Unlike the threat of “Global Thermonuclear War” that powered the original, The Dead Code’s threat is bio-terrorism – and Will’s problems unfold because of odd coincidences – fixing his neighbor’s computer [and borrowing the stake for the online game] link him to a possible terrorist in the middle east, and because his mother works for a company that manufactures chemically-based household products [one failed attempt was for an odourless bleach], her unsuccessful prototypes making it seem like she is also a possible bio-terrorist.

The problem with The Dead Code is that Will’s situation spirals out of control so quickly – and on such flimsy evidence – that it strains credulity. Worse, Will’s pal, Dennis only exists for the express purpose of getting him into trouble and then making sure he stays there before vanishing from the proceedings. Then there’s the girl. Annie is going to Montreal to play in a chess tournament and doesn’t even know Will at the film’s beginning – and yet, she puts up with all sorts of crap because of him for no other reason than because he followed her to the French-Canadian city.
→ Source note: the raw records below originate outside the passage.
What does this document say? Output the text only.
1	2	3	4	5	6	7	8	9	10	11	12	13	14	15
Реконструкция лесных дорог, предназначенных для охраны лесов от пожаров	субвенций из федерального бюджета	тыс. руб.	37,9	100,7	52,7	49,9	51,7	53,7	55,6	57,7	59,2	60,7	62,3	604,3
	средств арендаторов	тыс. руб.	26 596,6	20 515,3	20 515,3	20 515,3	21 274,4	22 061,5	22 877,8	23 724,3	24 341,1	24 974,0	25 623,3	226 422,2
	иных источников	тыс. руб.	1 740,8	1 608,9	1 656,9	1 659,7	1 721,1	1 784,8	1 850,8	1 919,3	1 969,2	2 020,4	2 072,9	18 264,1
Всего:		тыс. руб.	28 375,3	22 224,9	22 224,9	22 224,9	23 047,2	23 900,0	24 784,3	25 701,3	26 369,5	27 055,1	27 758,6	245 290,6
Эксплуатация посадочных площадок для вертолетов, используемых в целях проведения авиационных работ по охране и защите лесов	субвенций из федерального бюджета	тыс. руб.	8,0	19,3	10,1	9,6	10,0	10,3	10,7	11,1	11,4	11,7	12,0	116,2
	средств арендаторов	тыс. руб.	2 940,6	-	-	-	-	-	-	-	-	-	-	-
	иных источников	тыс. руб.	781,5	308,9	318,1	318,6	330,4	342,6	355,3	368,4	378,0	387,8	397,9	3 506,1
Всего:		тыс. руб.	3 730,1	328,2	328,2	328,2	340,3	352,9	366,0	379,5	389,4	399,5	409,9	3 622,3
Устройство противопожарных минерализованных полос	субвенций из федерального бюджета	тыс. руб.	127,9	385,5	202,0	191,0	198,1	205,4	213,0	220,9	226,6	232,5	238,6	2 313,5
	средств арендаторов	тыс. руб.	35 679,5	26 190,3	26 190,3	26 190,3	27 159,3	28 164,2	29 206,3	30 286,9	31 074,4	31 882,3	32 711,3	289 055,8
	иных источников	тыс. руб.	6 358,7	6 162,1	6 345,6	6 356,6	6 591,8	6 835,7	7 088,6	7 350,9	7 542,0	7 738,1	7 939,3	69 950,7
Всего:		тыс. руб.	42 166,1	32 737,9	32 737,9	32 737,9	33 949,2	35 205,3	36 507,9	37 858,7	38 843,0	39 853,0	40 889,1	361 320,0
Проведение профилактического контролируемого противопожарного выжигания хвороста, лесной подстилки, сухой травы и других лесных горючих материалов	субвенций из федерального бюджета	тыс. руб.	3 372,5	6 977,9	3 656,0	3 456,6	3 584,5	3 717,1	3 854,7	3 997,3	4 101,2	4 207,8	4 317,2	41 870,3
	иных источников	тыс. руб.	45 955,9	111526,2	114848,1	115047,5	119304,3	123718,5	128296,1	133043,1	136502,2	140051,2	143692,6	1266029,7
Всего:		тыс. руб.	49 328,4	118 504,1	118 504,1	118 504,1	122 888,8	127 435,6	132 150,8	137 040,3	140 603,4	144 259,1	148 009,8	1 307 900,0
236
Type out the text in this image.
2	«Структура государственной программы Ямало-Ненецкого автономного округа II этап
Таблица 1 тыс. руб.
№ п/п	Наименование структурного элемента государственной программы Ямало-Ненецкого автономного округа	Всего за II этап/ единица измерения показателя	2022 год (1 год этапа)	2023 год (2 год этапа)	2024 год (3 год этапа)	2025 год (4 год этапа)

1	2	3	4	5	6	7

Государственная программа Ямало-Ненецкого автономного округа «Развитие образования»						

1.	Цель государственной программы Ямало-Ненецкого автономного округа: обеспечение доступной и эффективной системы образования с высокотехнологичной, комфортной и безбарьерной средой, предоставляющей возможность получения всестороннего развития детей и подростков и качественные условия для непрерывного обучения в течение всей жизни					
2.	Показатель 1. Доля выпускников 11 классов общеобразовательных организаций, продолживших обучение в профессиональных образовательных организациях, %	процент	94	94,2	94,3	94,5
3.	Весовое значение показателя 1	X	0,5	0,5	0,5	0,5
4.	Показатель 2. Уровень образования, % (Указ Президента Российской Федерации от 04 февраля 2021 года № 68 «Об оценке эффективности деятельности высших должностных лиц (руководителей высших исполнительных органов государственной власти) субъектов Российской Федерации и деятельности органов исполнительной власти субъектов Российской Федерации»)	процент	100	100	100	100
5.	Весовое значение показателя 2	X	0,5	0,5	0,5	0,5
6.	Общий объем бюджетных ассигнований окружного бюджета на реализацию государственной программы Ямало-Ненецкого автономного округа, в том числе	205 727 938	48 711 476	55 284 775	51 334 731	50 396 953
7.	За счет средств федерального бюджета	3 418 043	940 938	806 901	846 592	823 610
War Games: The Dead Code hits all its beats pretty much when it should as director Stuart Gillard tries to keep the action distracting us from the flimsiness of the plotting and lack of real characterization. What special effects there are, are used well, and solid performances from Colm Feore [Slings & Arrows] and Maxim Roy [ReGenesis], among others, are wasted here. Probably the movie’s only original moments are provided by the manner in which the original film’s Joshua Project factors into the proceedings.

Features include: Audio Commentary by Gillard and Lanter [boring] a Making Of Featurette, and a Production Stills Gallery [and no, trailers are not a bonus feature – they’re a marketing tool – unless they are the trailers for the actual film].